Professor Welby Ings says he wasn’t hungry for knowledge until he was in his late thirties. After being expelled from secondary school, thrown out of teacher's college and dropping out of university after one year, he didn't think he would ever become an academic.
It so happened that Welby was the first in New Zealand to gain his Doctor of Philosophy by creative practice at AUT in 2006.
Welby now holds a professorship at AUT's School of Art & Design, and says the most important thing to him in his role is teaching, and research.
He says he does not believe in a single way of understanding knowledge.
"I couldn't read or write until I was 14, so I was treated as 'dumb' in school. I see it has happened to a lot of students as well and my research is driven by trying to make sure that doesn't happen while providing a space where they are able to recover from it."

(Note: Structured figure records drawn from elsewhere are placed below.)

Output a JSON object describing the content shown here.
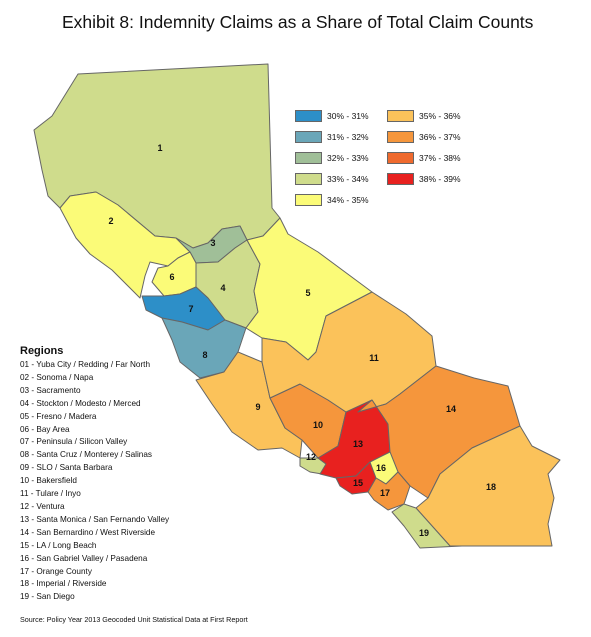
{
  "title": "Exhibit 8: Indemnity Claims as a Share of Total Claim Counts",
  "legend": [
    {
      "label": "30% - 31%",
      "color": "#2d8fc8"
    },
    {
      "label": "31% - 32%",
      "color": "#6aa6b8"
    },
    {
      "label": "32% - 33%",
      "color": "#a0bf98"
    },
    {
      "label": "33% - 34%",
      "color": "#cfdc8c"
    },
    {
      "label": "34% - 35%",
      "color": "#fbfb78"
    },
    {
      "label": "35% - 36%",
      "color": "#fbc25a"
    },
    {
      "label": "36% - 37%",
      "color": "#f5963c"
    },
    {
      "label": "37% - 38%",
      "color": "#ef6a2e"
    },
    {
      "label": "38% - 39%",
      "color": "#e8211f"
    }
  ],
  "regions_title": "Regions",
  "regions": [
    {
      "id": "1",
      "code": "01",
      "name": "Yuba City / Redding / Far North",
      "range": "33% - 34%"
    },
    {
      "id": "2",
      "code": "02",
      "name": "Sonoma / Napa",
      "range": "34% - 35%"
    },
    {
      "id": "3",
      "code": "03",
      "name": "Sacramento",
      "range": "32% - 33%"
    },
    {
      "id": "4",
      "code": "04",
      "name": "Stockton / Modesto / Merced",
      "range": "33% - 34%"
    },
    {
      "id": "5",
      "code": "05",
      "name": "Fresno / Madera",
      "range": "34% - 35%"
    },
    {
      "id": "6",
      "code": "06",
      "name": "Bay Area",
      "range": "34% - 35%"
    },
    {
      "id": "7",
      "code": "07",
      "name": "Peninsula / Silicon Valley",
      "range": "30% - 31%"
    },
    {
      "id": "8",
      "code": "08",
      "name": "Santa Cruz / Monterey / Salinas",
      "range": "31% - 32%"
    },
    {
      "id": "9",
      "code": "09",
      "name": "SLO / Santa Barbara",
      "range": "35% - 36%"
    },
    {
      "id": "10",
      "code": "10",
      "name": "Bakersfield",
      "range": "36% - 37%"
    },
    {
      "id": "11",
      "code": "11",
      "name": "Tulare / Inyo",
      "range": "35% - 36%"
    },
    {
      "id": "12",
      "code": "12",
      "name": "Ventura",
      "range": "33% - 34%"
    },
    {
      "id": "13",
      "code": "13",
      "name": "Santa Monica / San Fernando Valley",
      "range": "38% - 39%"
    },
    {
      "id": "14",
      "code": "14",
      "name": "San Bernardino / West Riverside",
      "range": "36% - 37%"
    },
    {
      "id": "15",
      "code": "15",
      "name": "LA / Long Beach",
      "range": "38% - 39%"
    },
    {
      "id": "16",
      "code": "16",
      "name": "San Gabriel Valley / Pasadena",
      "range": "34% - 35%"
    },
    {
      "id": "17",
      "code": "17",
      "name": "Orange County",
      "range": "36% - 37%"
    },
    {
      "id": "18",
      "code": "18",
      "name": "Imperial / Riverside",
      "range": "35% - 36%"
    },
    {
      "id": "19",
      "code": "19",
      "name": "San Diego",
      "range": "33% - 34%"
    }
  ],
  "source": "Source: Policy Year 2013 Geocoded Unit Statistical Data at First Report"
}
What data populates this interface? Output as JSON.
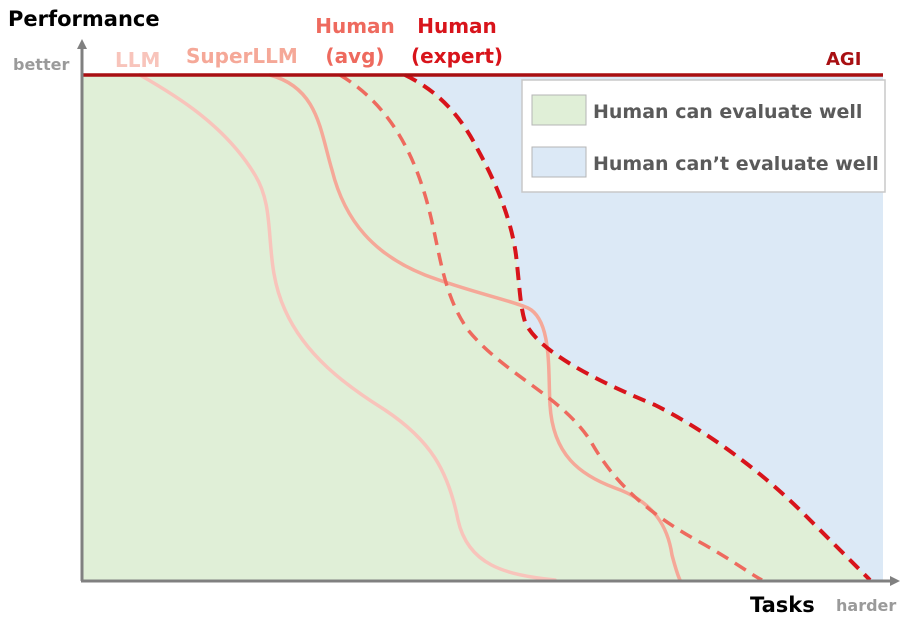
{
  "axes": {
    "y_title": "Performance",
    "y_end_label": "better",
    "x_title": "Tasks",
    "x_end_label": "harder"
  },
  "curves": {
    "llm": "LLM",
    "superllm": "SuperLLM",
    "human_avg_line1": "Human",
    "human_avg_line2": "(avg)",
    "human_expert_line1": "Human",
    "human_expert_line2": "(expert)",
    "agi": "AGI"
  },
  "legend": {
    "can_evaluate": "Human can evaluate well",
    "cannot_evaluate": "Human can’t evaluate well"
  },
  "colors": {
    "llm": "#f8c4bb",
    "superllm": "#f5a898",
    "human_avg": "#ee6a5e",
    "human_expert": "#d8141b",
    "agi": "#a80f12",
    "region_can": "#e0efd7",
    "region_cannot": "#dce9f6",
    "axis": "#808080",
    "legend_text": "#5a5a5a",
    "end_label": "#9a9a9a"
  }
}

An important aspect of Welby’s teaching is his belief that those who are researched must be able to understand the finished product.
“I think it’s a kind of theft to take people's stories and then shape them into something so academic that not everyone can understand.
“It’s our job as academics not just to accumulate knowledge, but to shape it so people can understand and use it. That’s why my teaching and research are so closely linked, because they both focus on the same idea: clarity and beauty of thought is what a scholar gives back to society.”
Welby has found that indigenous cultures offer profound insights into knowledge. This is partly because, he says, for many of them knowledge has a spirit.
“Since the Enlightenment, the West has stripped the spirit off knowledge and are only now discovering that wasn’t such a smart thing to do. But when you look at Pacific and Māori cultures they understand that there are dimensions to knowing that reaches far beyond the explicit.”
Welby’s says his job is to make sure Pacific knowledge and contributions aren’t sitting in an isolated little pocket and being treated as an added extra.
"My research will always have examples of a Pacific student's work because we can often turn people who are not western into the 'other' and this is problematic."
He believes Pacific ways of knowing and understanding belong in the world’s most prominent journals, exhibitions and conferences.
“The focus of my research is on opening doors. Whether that’s by supervising PhD's or using examples in journal articles, my final aim is to move this knowledge from the edge into the centre.”